En effet, lorsque vous y fondez une entreprise, reprenez un commerce, lancez une nouvelle activité ou, plus spécifiquement, lorsque vous y achetez un bien immobilier,vous le faites toujours avec un associé qui ne participe pas au capital, qui ne vous donnera jamais le moindre conseil, mais auquel vous devrez verser des dividendes juteux et dont les décisions seront toujours sans appel, et comme s’il s’agissait de l’actionnaire majoritaire.

Cet actionnaire intrusif, encombrant et grossier, c’est l’État. Lui et son administration pléthorique seront toujours là avec vous, surtout lorsque vous n’en avez pas besoin, pour vous dire ce que vous n’avez pas le droit de faire avec votre propriété privée. Ici comme dans d’autres cas, l’État est donc bien vite intervenu.

En l’espèce, c’est le maire qui s’est prestement saisi de l’affaire pour rappeler au propriétaire que même si aucune gêne n’existe, il commet une infraction et qu’il devra donc être poursuivi et puni.

Pensez donc ! Quand bien même la situation du terrain n’a absolument rien de clair au regard du cadastre, l’arrivée de ce second mobile-home constitue, à en croire le maire qui a lancé la procédure, un affront suffisamment insupportable au patrimoine local qui justifie amplement qu’on empêche cette nouvelle implantation. En mai 2014, il appelle donc un contrôleur de la Direction des territoires qui s’empressera de refuser tout net tout agrandissement du logement.

Ouf. Le patrimoine local de Charrais, dans la Vienne – internationalement reconnu – est sauf. Le propriétaire des lieux, légalement castré de ses droits parce qu’il a le mauvais goût de choisir des mobile-homes plutôt que de jolies petites maisonnettes de briques et de tuiles oranges, devra donc retirer son fatras et aller se faire voir aussi loin que possible ailleurs. La lutte contre le mal-logement pourra attendre.

justice !

Oh, bien sûr, j’entends déjà les fiers défenseurs de la Loi, la Dure Loi, s’écrier qu’après tout, si c’est la Loi, il faut bien la respecter ou, sinon, nous vivrons rapidement dans une véritable anomie putride où les chats coucheront avec les chiens et les forts martyriseront les faibles, tralala. Ces fiers défenseurs oublient un peu vite que si pour les chats avec les chiens, le doute est encore permis, en revanche il ne l’est pas pour le fort qui martyrise déjà le faible de façon assez régulière, à tel point que cela devient même la marque de fabrique de cette République. En outre, ces fiers défenseurs oublient tout aussi vite que la loi est censée chercher, avant tout, à minimiser les dommages pour les individus et la collectivité, et, ultimement, qu’elle est établie pour s’assurer que les uns et les autres vivent sinon harmonieusement, au moins pacifiquement.

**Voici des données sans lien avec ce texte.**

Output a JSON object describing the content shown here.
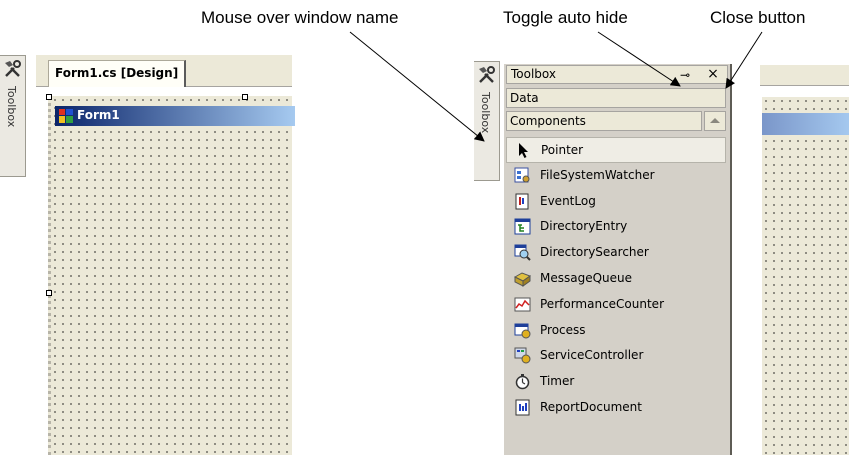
{
  "annotations": {
    "window_name": "Mouse over window name",
    "auto_hide": "Toggle auto hide",
    "close_button": "Close button"
  },
  "left": {
    "side_tab_label": "Toolbox",
    "doc_tab_label": "Form1.cs [Design]",
    "form_title": "Form1"
  },
  "right": {
    "side_tab_label": "Toolbox",
    "toolbox": {
      "title": "Toolbox",
      "pin_glyph": "⊸",
      "close_glyph": "×",
      "categories": [
        "Data",
        "Components"
      ],
      "items": [
        {
          "label": "Pointer",
          "icon": "pointer-icon"
        },
        {
          "label": "FileSystemWatcher",
          "icon": "filesystemwatcher-icon"
        },
        {
          "label": "EventLog",
          "icon": "eventlog-icon"
        },
        {
          "label": "DirectoryEntry",
          "icon": "directoryentry-icon"
        },
        {
          "label": "DirectorySearcher",
          "icon": "directorysearcher-icon"
        },
        {
          "label": "MessageQueue",
          "icon": "messagequeue-icon"
        },
        {
          "label": "PerformanceCounter",
          "icon": "performancecounter-icon"
        },
        {
          "label": "Process",
          "icon": "process-icon"
        },
        {
          "label": "ServiceController",
          "icon": "servicecontroller-icon"
        },
        {
          "label": "Timer",
          "icon": "timer-icon"
        },
        {
          "label": "ReportDocument",
          "icon": "reportdocument-icon"
        }
      ]
    }
  },
  "colors": {
    "titlebar_start": "#0a246a",
    "titlebar_end": "#a6caf0",
    "panel_bg": "#d4d0c8",
    "tab_bg": "#ece9d8"
  }
}
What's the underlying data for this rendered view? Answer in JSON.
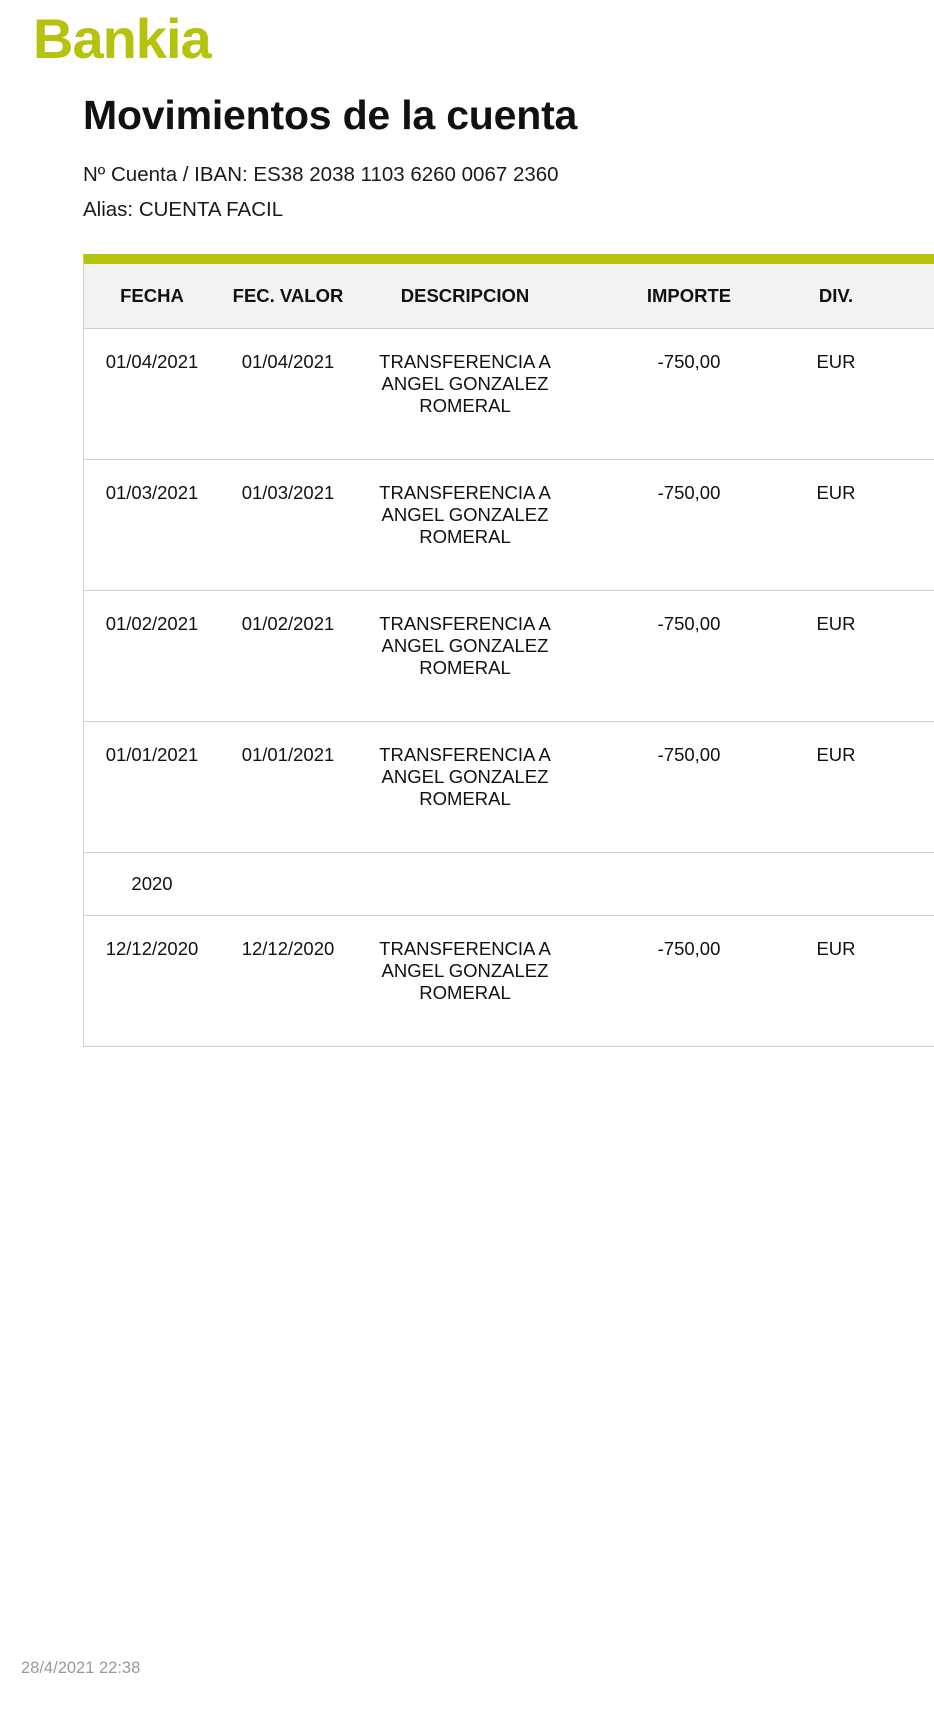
{
  "brand": {
    "logo_text": "Bankia",
    "color": "#b5c30f"
  },
  "header": {
    "title": "Movimientos de la cuenta",
    "iban": "Nº Cuenta / IBAN: ES38 2038 1103 6260 0067 2360",
    "alias": "Alias: CUENTA FACIL"
  },
  "table": {
    "columns": [
      "FECHA",
      "FEC. VALOR",
      "DESCRIPCION",
      "IMPORTE",
      "DIV.",
      ""
    ],
    "rows": [
      {
        "type": "movement",
        "fecha": "01/04/2021",
        "fec_valor": "01/04/2021",
        "descripcion": "TRANSFERENCIA A ANGEL GONZALEZ ROMERAL",
        "importe": "-750,00",
        "div": "EUR"
      },
      {
        "type": "movement",
        "fecha": "01/03/2021",
        "fec_valor": "01/03/2021",
        "descripcion": "TRANSFERENCIA A ANGEL GONZALEZ ROMERAL",
        "importe": "-750,00",
        "div": "EUR"
      },
      {
        "type": "movement",
        "fecha": "01/02/2021",
        "fec_valor": "01/02/2021",
        "descripcion": "TRANSFERENCIA A ANGEL GONZALEZ ROMERAL",
        "importe": "-750,00",
        "div": "EUR"
      },
      {
        "type": "movement",
        "fecha": "01/01/2021",
        "fec_valor": "01/01/2021",
        "descripcion": "TRANSFERENCIA A ANGEL GONZALEZ ROMERAL",
        "importe": "-750,00",
        "div": "EUR"
      },
      {
        "type": "year",
        "label": "2020"
      },
      {
        "type": "movement",
        "fecha": "12/12/2020",
        "fec_valor": "12/12/2020",
        "descripcion": "TRANSFERENCIA A ANGEL GONZALEZ ROMERAL",
        "importe": "-750,00",
        "div": "EUR"
      }
    ]
  },
  "footer": {
    "timestamp": "28/4/2021 22:38"
  }
}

Or, avec ce genre de décisions, qu’observe-t-on ?

Déjà, qu’en terme de paix publique, la situation apparaît moins paisible après l’application de la Loi qu’avant : une famille va devoir trouver à se loger ailleurs, des avocats et un tribunal, régulièrement engorgés, ont été occupés à traiter cette affaire, un maire a passablement occupé son temps sur cette histoire plutôt que sur d’autres. Le bénéfice pour la société ou la collectivité en général et pour les individus en particuliers semble très difficile à établir.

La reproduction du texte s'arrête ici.